Public vs Private Certificate Authorities
There are two main types of certificate authorities that each serve a specific purpose: Public and Private CAs.
Public CAs issue certificates that are publicly trusted and recognized by major web browsers and operating systems. Some examples include Let's Encrypt, DigiCert, Comodo, and GlobalSign. Certificates that are issued by a Public CA ensure that customer-facing websites and services maintain secure transactions, protect customer data, and enhance trust by preventing disruptions due to expired certificates.
Private CAs are used within an organization and internally trusted. They issue certificates for internal use cases, such as securing internal servers, applications, and communications within the company’s network which means they do not require a Public CA.
How does the Certificate Workflow actually work?
Let’s take a website, for example. On a basic level, when you visit a website like gmail.com, which is protected with TLS, your browser requests the website to identify itself. The web server running gmail.com sends a copy of its certificate along with the server’s public key to your browser. Your browser then checks the trustworthiness of the website based on its certificate.
It verifies that:
- The Certificate Authority (CA) is trusted.
- The certificate has not expired.
- The certificate has not been revoked.
- The certificate name matches the web server being connected to.
If these checks are successful, your browser generates a session key, encrypts it with the server's public key, and sends it back to the gmail.com web server. Now, any data exchanged between your browser and the web server will be encrypted using this session key, ensuring secure communication. The same applies to any other identity such as a device, website, user, or service.
What is Certificate Lifecycle Management?
In enterprises, certificates are crucial for securing data and communications but can be difficult to configure, manage and track. Both external and internal certificates can multiply quickly, and if a certificate expires it can bring business to a standstill. Manual certificate renewal and issuance are complicated and time consuming, and are an unnecessary burden to your development team.
That’s why it’s so important to be able to automate and simplify all the steps of a certificate’s lifecycle from its creation to disposal while easily tracking expiration, issuance and renewal.
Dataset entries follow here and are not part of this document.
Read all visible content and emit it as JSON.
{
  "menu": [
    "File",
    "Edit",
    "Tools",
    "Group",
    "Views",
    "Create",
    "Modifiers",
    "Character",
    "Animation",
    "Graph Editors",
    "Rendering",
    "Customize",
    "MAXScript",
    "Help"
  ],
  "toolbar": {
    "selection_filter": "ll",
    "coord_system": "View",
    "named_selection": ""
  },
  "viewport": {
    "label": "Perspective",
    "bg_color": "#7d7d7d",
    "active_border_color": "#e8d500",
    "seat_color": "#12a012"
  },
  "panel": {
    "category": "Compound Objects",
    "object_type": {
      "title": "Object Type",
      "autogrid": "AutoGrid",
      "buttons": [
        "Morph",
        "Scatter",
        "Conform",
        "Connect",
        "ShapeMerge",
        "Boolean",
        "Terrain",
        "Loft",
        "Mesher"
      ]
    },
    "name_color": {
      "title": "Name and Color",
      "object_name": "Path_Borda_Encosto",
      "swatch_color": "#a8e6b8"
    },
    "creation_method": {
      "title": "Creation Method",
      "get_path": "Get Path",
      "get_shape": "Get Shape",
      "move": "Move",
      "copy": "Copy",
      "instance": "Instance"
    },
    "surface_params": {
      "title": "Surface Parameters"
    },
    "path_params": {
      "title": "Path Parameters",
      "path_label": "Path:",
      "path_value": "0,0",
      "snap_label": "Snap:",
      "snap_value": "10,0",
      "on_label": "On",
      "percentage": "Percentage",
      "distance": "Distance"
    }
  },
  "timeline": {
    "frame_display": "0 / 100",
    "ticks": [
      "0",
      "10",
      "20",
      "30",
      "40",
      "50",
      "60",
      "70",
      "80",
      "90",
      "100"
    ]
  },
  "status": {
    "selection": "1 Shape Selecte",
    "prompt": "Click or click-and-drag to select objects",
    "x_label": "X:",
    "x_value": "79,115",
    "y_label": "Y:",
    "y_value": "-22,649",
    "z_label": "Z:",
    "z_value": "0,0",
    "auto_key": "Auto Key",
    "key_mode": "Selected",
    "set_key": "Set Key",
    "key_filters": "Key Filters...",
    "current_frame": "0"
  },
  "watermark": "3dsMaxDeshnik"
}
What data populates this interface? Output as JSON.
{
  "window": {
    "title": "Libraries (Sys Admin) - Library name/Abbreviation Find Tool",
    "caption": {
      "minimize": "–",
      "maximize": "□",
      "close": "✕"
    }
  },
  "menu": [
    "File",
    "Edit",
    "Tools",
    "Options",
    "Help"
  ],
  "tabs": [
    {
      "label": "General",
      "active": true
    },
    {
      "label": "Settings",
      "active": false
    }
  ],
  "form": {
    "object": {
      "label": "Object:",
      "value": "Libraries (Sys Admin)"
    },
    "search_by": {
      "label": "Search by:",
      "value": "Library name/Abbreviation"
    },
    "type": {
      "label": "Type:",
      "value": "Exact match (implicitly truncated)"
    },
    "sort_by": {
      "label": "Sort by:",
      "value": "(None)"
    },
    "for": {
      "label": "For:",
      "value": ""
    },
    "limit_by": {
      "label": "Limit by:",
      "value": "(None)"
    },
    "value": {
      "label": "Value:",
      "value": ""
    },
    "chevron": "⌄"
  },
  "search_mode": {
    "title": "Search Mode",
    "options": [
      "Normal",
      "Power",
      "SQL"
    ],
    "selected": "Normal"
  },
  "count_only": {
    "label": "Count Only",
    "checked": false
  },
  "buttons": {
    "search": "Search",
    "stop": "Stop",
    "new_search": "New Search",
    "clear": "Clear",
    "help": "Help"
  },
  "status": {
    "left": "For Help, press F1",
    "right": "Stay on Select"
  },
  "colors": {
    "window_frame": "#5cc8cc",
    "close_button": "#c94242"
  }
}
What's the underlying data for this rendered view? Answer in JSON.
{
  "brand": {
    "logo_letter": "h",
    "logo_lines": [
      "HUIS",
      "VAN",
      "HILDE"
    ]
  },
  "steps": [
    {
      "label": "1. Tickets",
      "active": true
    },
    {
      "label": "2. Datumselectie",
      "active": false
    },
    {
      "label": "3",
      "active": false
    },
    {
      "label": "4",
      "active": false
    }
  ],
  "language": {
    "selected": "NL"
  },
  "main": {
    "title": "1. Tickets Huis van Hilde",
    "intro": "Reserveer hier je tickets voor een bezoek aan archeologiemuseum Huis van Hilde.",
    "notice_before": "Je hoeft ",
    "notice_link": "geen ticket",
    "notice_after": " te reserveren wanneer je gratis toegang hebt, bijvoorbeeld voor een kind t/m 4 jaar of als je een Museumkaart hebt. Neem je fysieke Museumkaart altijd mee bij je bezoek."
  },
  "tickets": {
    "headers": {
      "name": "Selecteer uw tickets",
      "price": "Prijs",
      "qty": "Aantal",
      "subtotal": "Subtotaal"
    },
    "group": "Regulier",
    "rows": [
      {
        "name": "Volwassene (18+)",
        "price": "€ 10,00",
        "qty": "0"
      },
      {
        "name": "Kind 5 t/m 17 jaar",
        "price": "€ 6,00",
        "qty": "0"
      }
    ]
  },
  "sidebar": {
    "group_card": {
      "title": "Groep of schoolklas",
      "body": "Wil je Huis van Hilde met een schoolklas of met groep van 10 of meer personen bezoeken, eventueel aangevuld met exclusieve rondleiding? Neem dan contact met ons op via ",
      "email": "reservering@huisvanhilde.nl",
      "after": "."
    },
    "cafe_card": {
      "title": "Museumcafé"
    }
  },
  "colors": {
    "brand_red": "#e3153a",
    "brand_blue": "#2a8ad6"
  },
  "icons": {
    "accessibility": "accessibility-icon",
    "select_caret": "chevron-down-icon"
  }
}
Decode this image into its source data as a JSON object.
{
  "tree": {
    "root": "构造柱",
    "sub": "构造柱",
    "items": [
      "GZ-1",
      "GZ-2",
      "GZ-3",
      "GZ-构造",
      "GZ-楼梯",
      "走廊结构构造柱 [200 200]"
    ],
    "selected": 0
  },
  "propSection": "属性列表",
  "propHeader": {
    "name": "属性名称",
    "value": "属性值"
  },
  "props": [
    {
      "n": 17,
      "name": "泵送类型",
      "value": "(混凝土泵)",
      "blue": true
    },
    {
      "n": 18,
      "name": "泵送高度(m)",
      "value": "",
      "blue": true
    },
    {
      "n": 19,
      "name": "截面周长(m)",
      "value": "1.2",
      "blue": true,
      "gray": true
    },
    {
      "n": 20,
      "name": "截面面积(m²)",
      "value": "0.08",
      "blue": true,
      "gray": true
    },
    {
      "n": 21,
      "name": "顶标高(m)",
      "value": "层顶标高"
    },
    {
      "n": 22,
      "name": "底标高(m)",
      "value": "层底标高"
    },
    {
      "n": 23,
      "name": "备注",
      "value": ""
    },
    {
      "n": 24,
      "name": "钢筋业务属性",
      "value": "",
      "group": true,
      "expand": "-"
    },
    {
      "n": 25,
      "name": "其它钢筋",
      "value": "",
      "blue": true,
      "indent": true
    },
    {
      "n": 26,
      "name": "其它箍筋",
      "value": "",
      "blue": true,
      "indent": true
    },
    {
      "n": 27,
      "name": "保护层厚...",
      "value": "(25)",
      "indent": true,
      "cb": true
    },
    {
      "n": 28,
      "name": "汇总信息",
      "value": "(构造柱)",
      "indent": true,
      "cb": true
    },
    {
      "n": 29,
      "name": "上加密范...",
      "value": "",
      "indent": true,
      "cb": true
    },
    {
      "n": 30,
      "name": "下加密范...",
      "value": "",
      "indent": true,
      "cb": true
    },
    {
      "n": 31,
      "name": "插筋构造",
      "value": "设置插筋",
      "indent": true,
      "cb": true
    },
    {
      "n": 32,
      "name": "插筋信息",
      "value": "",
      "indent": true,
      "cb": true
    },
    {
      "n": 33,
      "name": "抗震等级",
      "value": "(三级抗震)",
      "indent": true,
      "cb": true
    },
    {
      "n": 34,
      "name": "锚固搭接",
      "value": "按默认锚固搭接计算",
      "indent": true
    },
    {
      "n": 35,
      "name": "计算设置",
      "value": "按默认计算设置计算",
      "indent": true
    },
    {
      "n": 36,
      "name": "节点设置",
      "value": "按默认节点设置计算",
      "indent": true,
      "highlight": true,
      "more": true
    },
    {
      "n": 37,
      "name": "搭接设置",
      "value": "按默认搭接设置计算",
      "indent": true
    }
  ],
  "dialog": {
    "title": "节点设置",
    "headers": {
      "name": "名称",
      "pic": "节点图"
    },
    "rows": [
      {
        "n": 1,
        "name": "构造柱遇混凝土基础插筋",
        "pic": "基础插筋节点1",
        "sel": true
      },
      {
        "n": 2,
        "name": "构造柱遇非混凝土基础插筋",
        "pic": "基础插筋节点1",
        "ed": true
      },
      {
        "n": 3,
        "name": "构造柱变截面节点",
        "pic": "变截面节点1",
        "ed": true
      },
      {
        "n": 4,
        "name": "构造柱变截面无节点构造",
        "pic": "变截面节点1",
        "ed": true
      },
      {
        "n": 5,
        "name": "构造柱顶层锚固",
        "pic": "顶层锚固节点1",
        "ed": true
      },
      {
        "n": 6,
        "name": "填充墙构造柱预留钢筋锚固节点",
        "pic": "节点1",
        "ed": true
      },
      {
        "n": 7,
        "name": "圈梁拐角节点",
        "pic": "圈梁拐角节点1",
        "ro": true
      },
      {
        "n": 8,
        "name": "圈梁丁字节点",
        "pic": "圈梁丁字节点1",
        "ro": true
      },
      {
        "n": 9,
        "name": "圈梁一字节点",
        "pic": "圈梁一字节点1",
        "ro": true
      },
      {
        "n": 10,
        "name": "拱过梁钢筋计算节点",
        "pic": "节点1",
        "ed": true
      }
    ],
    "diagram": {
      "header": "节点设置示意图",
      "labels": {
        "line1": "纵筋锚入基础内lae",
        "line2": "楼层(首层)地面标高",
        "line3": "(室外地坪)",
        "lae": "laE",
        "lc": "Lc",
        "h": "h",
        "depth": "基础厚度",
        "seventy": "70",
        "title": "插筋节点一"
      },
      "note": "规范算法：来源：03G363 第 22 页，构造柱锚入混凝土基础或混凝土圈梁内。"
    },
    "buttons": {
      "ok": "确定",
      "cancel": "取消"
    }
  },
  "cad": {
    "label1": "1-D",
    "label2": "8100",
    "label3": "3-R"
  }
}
That’s where Akeyless comes in.
Akeyless’s Certificate Lifecycle Management solution is designed to simplify the management of these essential certificates, ensuring your digital assets remain secure and trustworthy without manual hassle or complex administration. Akeyless CLM allows you to automate the entire lifecycle of your certificates—from issuance to provisioning, renewal to revocation, as well as replacement.
Moreover, you can securely store your certificates inside Akeyless with distributed cryptography for maximum protection. This not only saves time and reduces the risk of human error, but also ensures continuous compliance and robust security across your digital assets.